Now, just to be clear. I saw some popular titles, too, like a couple of Hunger Games books, the pilot of the Crazy Rich Asian series, the Dork Diaries, and many more.
But the books we wanted (Wimpy Kid series, Broadway scores and specific MineCraft titles, etc.) were not available.
I loved the History section, most of all.
There were books on World War 2, Pharaohs and Pyramids, and so much more.
I got one that both my kids and I could enjoy. It’s called “How to change the world with a ball of string” which is about events that transpired in history that involved a simple act or an object.
For example, one of the stories tell of how Spanish explorers were able to safely reach and explore Malaria-afflicted areas in Africa and conquer these lands by using Quinine, an anti-Malarial drug, which was made from a cinchona bark.
5 books in a haul
Unlike a lot of people who came out of BBW with large hauls, we came out with only 5 books.
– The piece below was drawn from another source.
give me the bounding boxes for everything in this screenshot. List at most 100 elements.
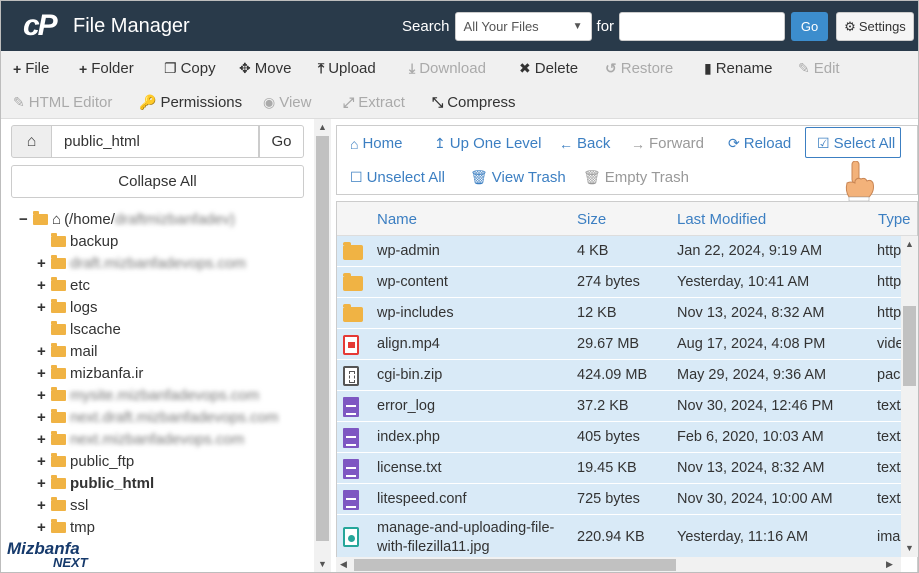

Pablo decided on a coffee book one on the cinematic effects used for the movie, Godzilla. It was the most expensive one we got at PHP 650. But with it’s colorful, glossy pages and for its size, it was definitely value for money.
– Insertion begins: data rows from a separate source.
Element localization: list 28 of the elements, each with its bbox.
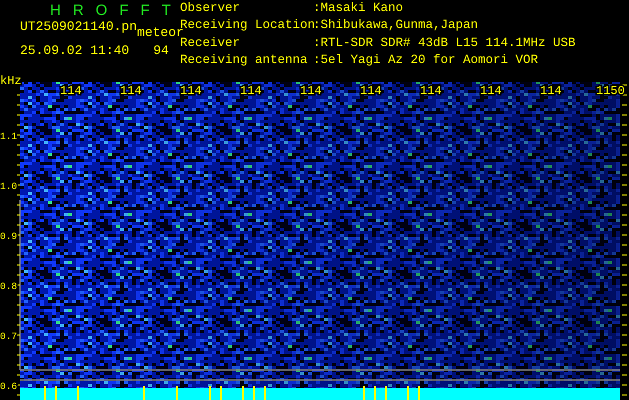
info-label: Receiving Location — [180, 20, 313, 32]
info-value: :Masaki Kano — [313, 3, 404, 17]
file-name: UT2509021140.pn — [20, 19, 138, 34]
frequency-label: 114 — [120, 84, 142, 98]
app-title: HROFFT — [50, 3, 180, 19]
axis-label: 1.0 — [0, 181, 18, 192]
count-value: 94 — [153, 43, 169, 58]
info-label: Receiver — [180, 38, 242, 52]
frequency-label: 114 — [180, 84, 202, 98]
frequency-label: 1150 — [596, 84, 625, 98]
frequency-label: 114 — [540, 84, 562, 98]
frequency-label: 114 — [420, 84, 442, 98]
frequency-label: 114 — [480, 84, 502, 98]
info-value: :RTL-SDR SDR# 43dB L15 114.1MHz USB — [313, 38, 576, 52]
frequency-label: 114 — [360, 84, 382, 98]
info-value: :Shibukawa,Gunma,Japan — [313, 20, 480, 34]
frequency-label: 114 — [300, 84, 322, 98]
frequency-label: 114 — [240, 84, 262, 98]
timestamp: 25.09.02 11:40 — [20, 43, 130, 58]
axis-label: 0.7 — [0, 331, 18, 342]
unit-label: kHz — [0, 74, 22, 88]
axis-label: 1.1 — [0, 131, 18, 142]
axis-label: 0.8 — [0, 281, 18, 292]
axis-label: 0.9 — [0, 231, 18, 242]
info-label: Receiving antenna — [180, 54, 309, 69]
info-label: Observer — [180, 3, 242, 17]
info-value: :5el Yagi Az 20 for Aomori VOR — [313, 54, 540, 69]
axis-label: 0.6 — [0, 381, 18, 392]
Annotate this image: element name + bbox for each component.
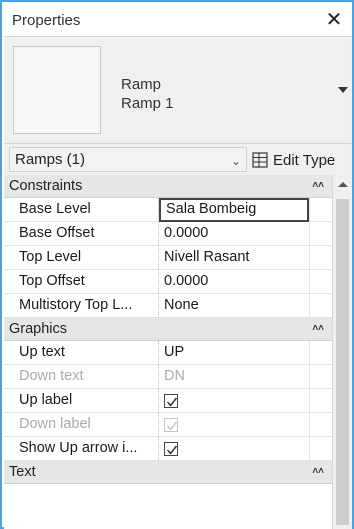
type-preview-thumbnail (13, 46, 101, 134)
property-label: Show Up arrow i... (4, 437, 159, 460)
property-label: Top Level (4, 246, 159, 269)
close-icon[interactable]: ✕ (324, 8, 344, 32)
type-dropdown-arrow-icon[interactable] (338, 87, 348, 93)
property-row[interactable]: Top Offset 0.0000 (4, 270, 332, 294)
title-bar[interactable]: Properties ✕ (4, 4, 352, 36)
property-row[interactable]: Multistory Top L... None (4, 294, 332, 318)
property-label: Base Offset (4, 222, 159, 245)
property-value-field[interactable]: None (159, 294, 309, 317)
type-name: Ramp 1 (121, 95, 174, 112)
property-value-field[interactable]: 0.0000 (159, 222, 309, 245)
edit-type-button[interactable]: Edit Type (252, 148, 335, 172)
group-label: Text (9, 464, 36, 480)
collapse-icon[interactable]: ˄˄ (312, 461, 324, 483)
type-selector[interactable]: Ramp Ramp 1 (4, 36, 352, 144)
properties-grid: Constraints ˄˄ Base Level Sala Bombeig B… (4, 175, 332, 529)
property-value-field: DN (164, 368, 185, 384)
property-row: Down text DN (4, 365, 332, 389)
property-value-field[interactable]: Sala Bombeig (159, 198, 309, 222)
group-header-constraints[interactable]: Constraints ˄˄ (4, 175, 332, 198)
vertical-scrollbar[interactable] (332, 175, 352, 529)
down-label-checkbox (164, 418, 178, 432)
property-label: Down text (4, 365, 159, 388)
collapse-icon[interactable]: ˄˄ (312, 318, 324, 340)
group-header-text[interactable]: Text ˄˄ (4, 461, 332, 484)
family-name: Ramp (121, 76, 162, 93)
checkmark-icon (166, 397, 178, 407)
property-row[interactable]: Show Up arrow i... (4, 437, 332, 461)
group-label: Graphics (9, 321, 68, 337)
property-label: Top Offset (4, 270, 159, 293)
scrollbar-thumb[interactable] (336, 199, 349, 525)
group-header-graphics[interactable]: Graphics ˄˄ (4, 318, 332, 341)
properties-panel: Properties ✕ Ramp Ramp 1 Ramps (1) ⌄ Edi… (0, 0, 354, 529)
property-label: Down label (4, 413, 159, 436)
property-label: Base Level (4, 198, 159, 221)
checkmark-icon (166, 445, 178, 455)
collapse-icon[interactable]: ˄˄ (312, 175, 324, 197)
property-label: Up label (4, 389, 159, 412)
group-label: Constraints (9, 178, 83, 194)
property-row[interactable]: Base Level Sala Bombeig (4, 198, 332, 222)
property-row[interactable]: Top Level Nivell Rasant (4, 246, 332, 270)
scroll-up-arrow-icon[interactable] (338, 182, 348, 187)
up-label-checkbox[interactable] (164, 394, 178, 408)
property-value-field[interactable]: Nivell Rasant (159, 246, 309, 269)
property-row: Down label (4, 413, 332, 437)
property-row[interactable]: Up label (4, 389, 332, 413)
property-label: Up text (4, 341, 159, 364)
instance-filter-value: Ramps (1) (15, 151, 86, 168)
property-row[interactable]: Up text UP (4, 341, 332, 365)
edit-type-icon (252, 152, 268, 168)
property-value-field[interactable]: UP (159, 341, 309, 364)
chevron-down-icon: ⌄ (230, 154, 241, 168)
instance-filter-dropdown[interactable]: Ramps (1) ⌄ (9, 147, 247, 172)
checkmark-icon (166, 421, 178, 431)
show-up-arrow-checkbox[interactable] (164, 442, 178, 456)
panel-title: Properties (12, 11, 81, 29)
property-label: Multistory Top L... (4, 294, 159, 317)
edit-type-label: Edit Type (273, 151, 336, 169)
property-value-field[interactable]: 0.0000 (159, 270, 309, 293)
type-names: Ramp Ramp 1 (121, 75, 174, 113)
property-row[interactable]: Base Offset 0.0000 (4, 222, 332, 246)
instance-row: Ramps (1) ⌄ Edit Type (4, 144, 352, 175)
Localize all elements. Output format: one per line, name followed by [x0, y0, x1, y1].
Lukas opted to get a MineCraft strategy magazine for PHP 260, while Judah decided on a colorful book on Science Experiments that he wanted to try for himself. It only cost PHP 190.
Jay got for himself a pocketbook on being a Creative and learning how to embrace and make the best out of being one.
Woulda Coulda bought more?
We all piled books we were interested in in our carts, but discussed what would stay or go before we paid for them.
Titles like An Uncommon History of Common Courtesy by Bethanne Patrick, The Who The What The When, a book on epic sidekicks in history, and Head in the Cloud by William Poundstone, and John Pearson’s All the Money in the World would’ve made it to my shelves, had it not for the budget restriction we imposed on ourselves.
Jay and I also didn’t want to go overboard with our purchases as we still have a lot of unread books here. In fact, there are 5 MineCraft books on its way here. I ordered them online prior to our BBW visit.
The number of books we got only made sense. It seems that BBW is an annual thing, so we can always go on the next one.
Big Bad Wolf Book Sale Manila is open at all hours until March 4 at the World Trade Center in Pasay City in Manila.